Кириллыч примолк и закурил трубочку.
— Экая благодать! — промолвил он, наслаждаясь вечером. — И подумаешь, какие злодеи были… И сколько горя терпели от их…
— Что ж, жива осталась Маша?
— Отлежалась…
— А Сбойников жалел ее?
— Еще как!.. Вы вот дальше послушайте, вашескобродие, какой это был человек… Дайте только передохнуть. И то быдто в горле пересохло.

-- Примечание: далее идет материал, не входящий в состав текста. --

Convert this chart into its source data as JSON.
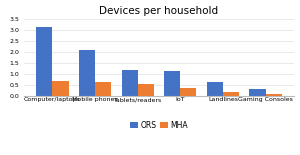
{
  "title": "Devices per household",
  "categories": [
    "Computer/laptops",
    "Mobile phones",
    "Tablets/readers",
    "IoT",
    "Landlines",
    "Gaming Consoles"
  ],
  "ors_values": [
    3.1,
    2.1,
    1.2,
    1.15,
    0.65,
    0.3
  ],
  "mha_values": [
    0.7,
    0.65,
    0.55,
    0.37,
    0.18,
    0.1
  ],
  "ors_color": "#4472C4",
  "mha_color": "#ED7D31",
  "ylim": [
    0,
    3.5
  ],
  "yticks": [
    0,
    0.5,
    1.0,
    1.5,
    2.0,
    2.5,
    3.0,
    3.5
  ],
  "legend_labels": [
    "ORS",
    "MHA"
  ],
  "bar_width": 0.38,
  "title_fontsize": 7.5,
  "tick_fontsize": 4.5,
  "legend_fontsize": 5.5,
  "background_color": "#ffffff"
}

Кириллыч выкурил трубку, откашлялся и совсем тихо, словно бы боясь нарушить торжественную тишину чудного вечера, проговорил:
— Да, вашескобродие… Совсем чудной был этот самый генерал-арестант. И в вестовые-то он брал не так, как другие…
— А как?
— Другие которые командиры брали себе вестовых из слабосильных или неисправных по флотской части матросов, а он таких не брал… «Не стоит, говорит, таких подлецов к лодырству приучать». И меня он взял, вы думаете, по какой причине, вашескобродие.
— По какой?
— За мою флотскую отчаянность, вашескобродие.
— Как так?
— А так оно и было. Я, вашескобродие, отчаянным фор-марсовым считался. На нок ходил, значит, штык-болт вязал. Сами изволите понимать, вашескобродие, что на штык-болте не всякому справиться. Бежишь, бывало, по рее вроде быдто оголтелой собаки, как скомандуют паруса крепить или рифы брать Долго ли при такой оголтелости сорваться.
— И срывались?
— А то как же! Срывались и насмерть расшибались о палубу, а то в море падали… Каждое лето такие дела случались у Сбойникова. Он ведь, анафема, за каждый секунд промедления порол. Так небось каждый марсовой изо всей силы рвался, в бешенство, можно сказать, входил… Не о том думал, что упадет, а как бы ему шкуру не спустил Сбойников. Всякий, значит, его опасался. Он неисправки никогда не прощал. Что другое — пьянство или какую шкоду на берегу простит, а неисправку по флотской части — ни боже ни! По самой этой причине и старались.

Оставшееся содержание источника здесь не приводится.